Brakes are all around us. You can find them in cars, trucks, windmills, and just about any piece of industrial machinery.
Brakes come in all forms, from drums to rotors to electromagnetic to hydraulic.
Keep reading to learn more about how hydraulic assist brakes work and where you can find them.
Hydraulic Assist Brakes: What Are They?
Hydraulic assist brakes came about in 1973 and are also known as hydro-boost power assist brakes. They work as an alternative to vacuum boost assist brakes.
Before hydraulic brakes existed, brakes in vehicles used a vacuum booster, drawing pressure from the vacuum system in the engine.
With hydraulic assist brakes, hydraulic pressure from the power steering system in a vehicle or from a different system in the machinery provides the operator with an assist in applying the brakes.
You would typically use hydraulic brakes for three different reasons:
- Your vehicle has no vacuum source available. This is often the case with a diesel engine.
- You do not have enough space for a power-assist device.
- Your vehicle requires more braking assistance than a vacuum booster can give you.
How Do Hydraulic Assist Brakes Work?
In a vehicle, hydraulic assist brakes rely on the pressurized fluid that powers the power-steering. The hydraulic brake system will have a line plumbed in with the steering gear.

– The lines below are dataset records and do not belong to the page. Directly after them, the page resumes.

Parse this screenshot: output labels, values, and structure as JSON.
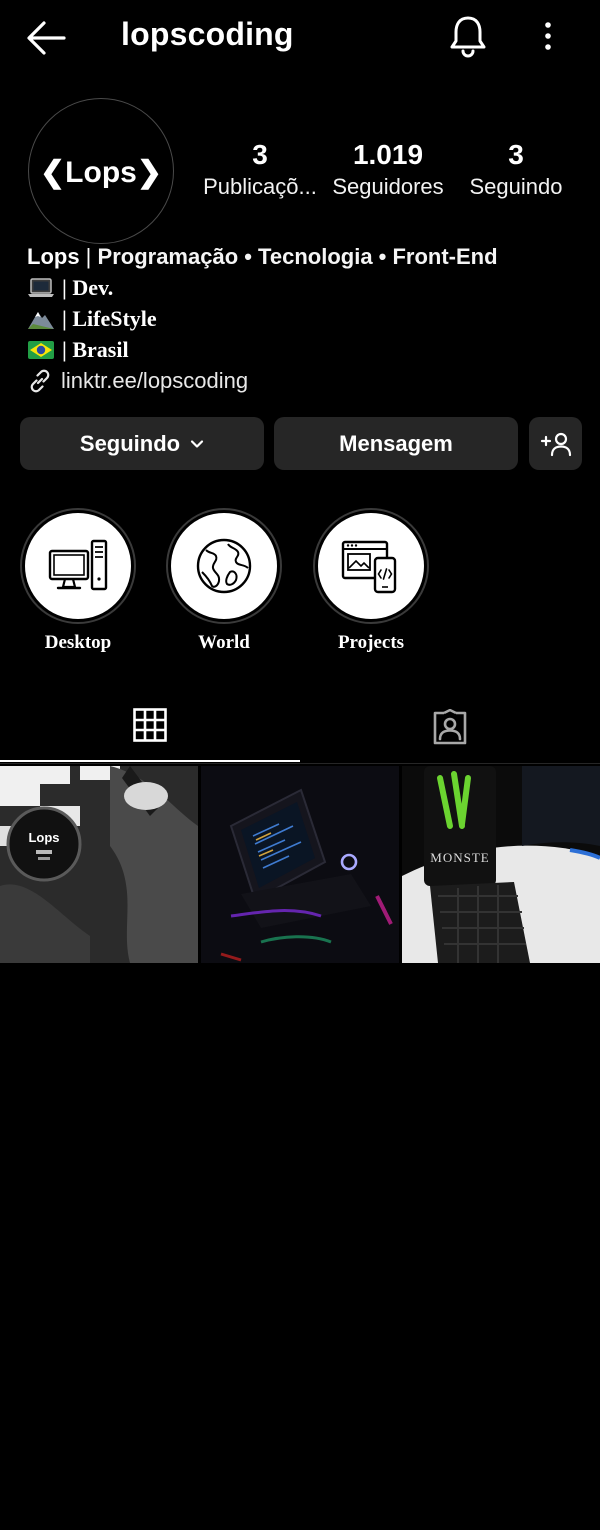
{
  "header": {
    "username": "lopscoding"
  },
  "profile": {
    "avatar_text": "❮Lops❯",
    "stats": {
      "posts": {
        "value": "3",
        "label": "Publicaçõ..."
      },
      "followers": {
        "value": "1.019",
        "label": "Seguidores"
      },
      "following": {
        "value": "3",
        "label": "Seguindo"
      }
    }
  },
  "bio": {
    "name": "Lops",
    "separator": " | ",
    "categories": "Programação • Tecnologia • Front-End",
    "lines": [
      {
        "icon": "laptop-emoji",
        "text": "| Dev."
      },
      {
        "icon": "mountain-emoji",
        "text": "| LifeStyle"
      },
      {
        "icon": "brazil-flag-emoji",
        "text": "| Brasil"
      }
    ],
    "link": "linktr.ee/lopscoding"
  },
  "actions": {
    "following_label": "Seguindo",
    "message_label": "Mensagem"
  },
  "highlights": [
    {
      "label": "Desktop",
      "icon": "desktop-computer-icon"
    },
    {
      "label": "World",
      "icon": "globe-icon"
    },
    {
      "label": "Projects",
      "icon": "code-devices-icon"
    }
  ],
  "post1": {
    "logo_text": "Lops"
  },
  "post3": {
    "can_text": "MONSTE"
  },
  "colors": {
    "background": "#000000",
    "button": "#262626",
    "monster_green": "#6bd430"
  }
}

The power steering pump then supplies pressurized fluid for both the power steering gear and the hydraulic assist.
In short, when you apply the brakes, a spool valve that controls the fluid will move and allow pressurized fluid to assist in braking. This spool valve has a bore that creates a seal and yet still allows just enough fluid to provide the lubrication necessary for effective braking.
Logically, then, if something would cause a loss of pressurized fluid to the steering, you would lose your brakes as well. However, a hydraulic system will have a backup or reserve.
Let’s say a hose breaks, a belt snaps, or a pump fails, and you lose pressurized fluid in your steering. With a hydraulic assist system, a high-pressure accumulator or back up will store enough power steering fluid for two to three power-assist stops.
That’s the basics of a simple hydraulic brake system. Hydraulic brake systems have evolved since the 70s, though.
Take air over hydraulic brakes, for example. In this case, the system uses compressed air and hydraulic pressure to make the brakes do their job. These brakes have a special air-over-hydraulic power cylinder with an air cylinder and hydraulic cylinder that work in tandem to make brakes function efficiently.
Where Do We See Hydraulic Brakes?
Hydraulic-assist brakes work well in vehicles, but engineers see other uses as well. For example, a typical windmill brake in a wind turbine used to rely on rotors, but some turbines now have hydraulic-assist brakes.
Industrial brakes can benefit from hydraulic brake technology. Past braking systems used drum brakes, which could overheat. Engineers are developing brakes where hydraulic oil is circulating behind the brake pads to keep the brakes from seizing.
Larger, commercial vehicles typically employ air brakes. This system uses compressed air to activate the brake system as opposed to the compressed fluid in a hydraulic system. Smaller, domestic vehicles will use hydraulic over air brakes.
Brake with Fluid
Hydraulic assist brakes provide an additional safety feature to just about any vehicle.